Usually, shows slowly evolve and transgress from humbled hellos toward invasive stage dives, from accurately relaying a record’s sound to adding extended solos and strange, melodic twists. Not UMO; only two songs in – with mere greetings nowhere to be seen – frontman Ruban Nielson joined the crowd and sauntered through the venue – until he disappeared. Admittedly, being near 5ft ensures I don’t get to see much at crowded shows anyway; but it was mutually unclear throughout the crowd where he had actually gone – the shop, maybe??
Surprise! He appeared – probably a little too late to properly carry off his wacky detour – soloing over the balcony above. With audience interest wading slightly, it was over quickly, and he returned back to the stage for the next tune. A weird way to switch things up, but it set an interesting tone for the performance.
The setlist was a refreshing and balanced showcase of UMO’s fun sound catalogue, with tunes like ‘Necessary Evil’ infused with a considerable focus on their new record Sex & Food. Oscillating, kaleidoscopic lights doused Nielson’s striking (and possibly theatrical?) solos and buzzing stage presence. Visually, the show was alluring. The sound, however, was underpinned by a fluctuating quality.
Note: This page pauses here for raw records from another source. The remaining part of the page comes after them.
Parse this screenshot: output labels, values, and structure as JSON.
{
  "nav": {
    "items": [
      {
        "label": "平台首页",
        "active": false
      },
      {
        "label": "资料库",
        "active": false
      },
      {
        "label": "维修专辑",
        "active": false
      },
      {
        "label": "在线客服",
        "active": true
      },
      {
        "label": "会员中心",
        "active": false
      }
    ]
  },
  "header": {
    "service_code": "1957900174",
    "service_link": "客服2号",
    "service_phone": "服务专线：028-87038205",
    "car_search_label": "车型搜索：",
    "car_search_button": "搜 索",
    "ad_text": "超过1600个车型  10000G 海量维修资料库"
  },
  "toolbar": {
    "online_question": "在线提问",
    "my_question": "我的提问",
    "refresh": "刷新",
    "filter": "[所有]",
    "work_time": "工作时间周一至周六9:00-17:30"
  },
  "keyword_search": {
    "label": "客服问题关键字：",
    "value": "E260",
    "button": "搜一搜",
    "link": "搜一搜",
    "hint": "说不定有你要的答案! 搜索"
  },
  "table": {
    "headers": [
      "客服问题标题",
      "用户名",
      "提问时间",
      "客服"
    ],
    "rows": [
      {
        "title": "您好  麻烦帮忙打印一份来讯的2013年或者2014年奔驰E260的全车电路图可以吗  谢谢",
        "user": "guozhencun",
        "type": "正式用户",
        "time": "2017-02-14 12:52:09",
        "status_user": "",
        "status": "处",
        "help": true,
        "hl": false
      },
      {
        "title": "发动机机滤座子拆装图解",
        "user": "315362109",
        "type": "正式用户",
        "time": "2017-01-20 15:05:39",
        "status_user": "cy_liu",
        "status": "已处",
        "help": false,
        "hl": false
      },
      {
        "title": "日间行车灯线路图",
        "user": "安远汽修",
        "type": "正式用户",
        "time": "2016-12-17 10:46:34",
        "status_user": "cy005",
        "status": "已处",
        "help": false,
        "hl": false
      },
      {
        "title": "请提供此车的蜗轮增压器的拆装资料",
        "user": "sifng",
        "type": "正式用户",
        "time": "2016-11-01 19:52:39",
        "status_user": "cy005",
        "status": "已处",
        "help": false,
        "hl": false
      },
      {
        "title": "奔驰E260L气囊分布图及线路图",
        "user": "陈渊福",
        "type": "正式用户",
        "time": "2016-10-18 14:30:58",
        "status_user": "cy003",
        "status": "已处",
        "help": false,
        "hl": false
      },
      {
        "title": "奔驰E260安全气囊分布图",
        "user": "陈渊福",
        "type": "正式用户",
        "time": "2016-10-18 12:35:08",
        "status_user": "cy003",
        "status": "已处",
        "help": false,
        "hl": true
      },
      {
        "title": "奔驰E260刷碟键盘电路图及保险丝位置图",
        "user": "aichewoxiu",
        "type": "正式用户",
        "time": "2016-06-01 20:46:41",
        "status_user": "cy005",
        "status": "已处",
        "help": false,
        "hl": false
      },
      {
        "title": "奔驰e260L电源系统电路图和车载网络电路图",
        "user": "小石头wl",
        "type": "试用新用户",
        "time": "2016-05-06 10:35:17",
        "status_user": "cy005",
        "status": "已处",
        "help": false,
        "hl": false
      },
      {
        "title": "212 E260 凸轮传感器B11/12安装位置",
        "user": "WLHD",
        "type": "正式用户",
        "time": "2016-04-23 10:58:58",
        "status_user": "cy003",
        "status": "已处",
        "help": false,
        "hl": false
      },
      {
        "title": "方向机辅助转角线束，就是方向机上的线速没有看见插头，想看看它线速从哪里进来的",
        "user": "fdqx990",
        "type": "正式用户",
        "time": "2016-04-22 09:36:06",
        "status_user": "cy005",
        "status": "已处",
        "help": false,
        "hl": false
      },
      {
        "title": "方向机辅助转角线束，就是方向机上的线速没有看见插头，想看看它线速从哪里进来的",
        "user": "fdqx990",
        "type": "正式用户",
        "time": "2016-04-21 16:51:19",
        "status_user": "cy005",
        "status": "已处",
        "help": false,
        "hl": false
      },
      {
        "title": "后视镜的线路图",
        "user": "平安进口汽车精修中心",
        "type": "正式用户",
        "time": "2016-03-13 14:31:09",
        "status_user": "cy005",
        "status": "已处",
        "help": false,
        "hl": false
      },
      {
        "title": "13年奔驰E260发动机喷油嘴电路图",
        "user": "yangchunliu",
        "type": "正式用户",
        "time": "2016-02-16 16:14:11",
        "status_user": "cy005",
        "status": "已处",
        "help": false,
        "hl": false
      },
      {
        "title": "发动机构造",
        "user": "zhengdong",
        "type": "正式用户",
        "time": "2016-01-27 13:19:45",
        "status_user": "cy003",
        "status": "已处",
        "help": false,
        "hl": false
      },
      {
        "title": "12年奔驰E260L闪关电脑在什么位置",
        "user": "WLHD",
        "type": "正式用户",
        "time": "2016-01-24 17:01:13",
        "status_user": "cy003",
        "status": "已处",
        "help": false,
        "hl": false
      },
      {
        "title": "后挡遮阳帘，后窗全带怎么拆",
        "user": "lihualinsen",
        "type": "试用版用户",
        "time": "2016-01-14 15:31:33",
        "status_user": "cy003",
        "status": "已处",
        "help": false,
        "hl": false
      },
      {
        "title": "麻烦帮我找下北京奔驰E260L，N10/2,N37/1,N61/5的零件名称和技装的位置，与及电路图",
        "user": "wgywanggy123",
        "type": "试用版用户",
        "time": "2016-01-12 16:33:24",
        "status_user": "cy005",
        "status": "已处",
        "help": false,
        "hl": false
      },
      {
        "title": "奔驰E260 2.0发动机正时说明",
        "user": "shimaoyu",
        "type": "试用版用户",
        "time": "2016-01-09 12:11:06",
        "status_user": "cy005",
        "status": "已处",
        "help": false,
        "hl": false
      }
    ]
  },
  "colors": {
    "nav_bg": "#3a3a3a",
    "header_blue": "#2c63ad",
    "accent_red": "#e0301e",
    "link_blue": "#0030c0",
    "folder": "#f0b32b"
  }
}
While some tunes saw Nielson’s stints of falsetto command potent drums and UMO’s characteristic basslines, others suffered imbalanced vocal and instrumental, and unwanted distortion obscured some of the band’s most exciting sounds – like a loss of the characteristic synth-domination of ‘Multi Love.’
But I don’t want to portray this show unfairly, it was really, very good. The intricacies of the melodic soloing from Nielson carved a whole new dimension – and literal song-sections – to UMO’s sound unheard on their records. It was fun; halfway through their performance a guy served the entire band casual cocktails, and Neilson’s final union with the audience for ‘Not In Love We’re Just High’ was beautifully reflective of the song’s impassioned undertones. Vitally, the show’s encore left the show’s memory in positive regard; UMO’s humbled goodbyes were played out through ‘Hunnybee,’ and ‘Can’t Keep Checking My Phone,’ which curated an overwhelming sense of fun, energy, and satisfaction. Despite the awkward mishaps of the show, the band got the entire crowd groovin’ on their exit.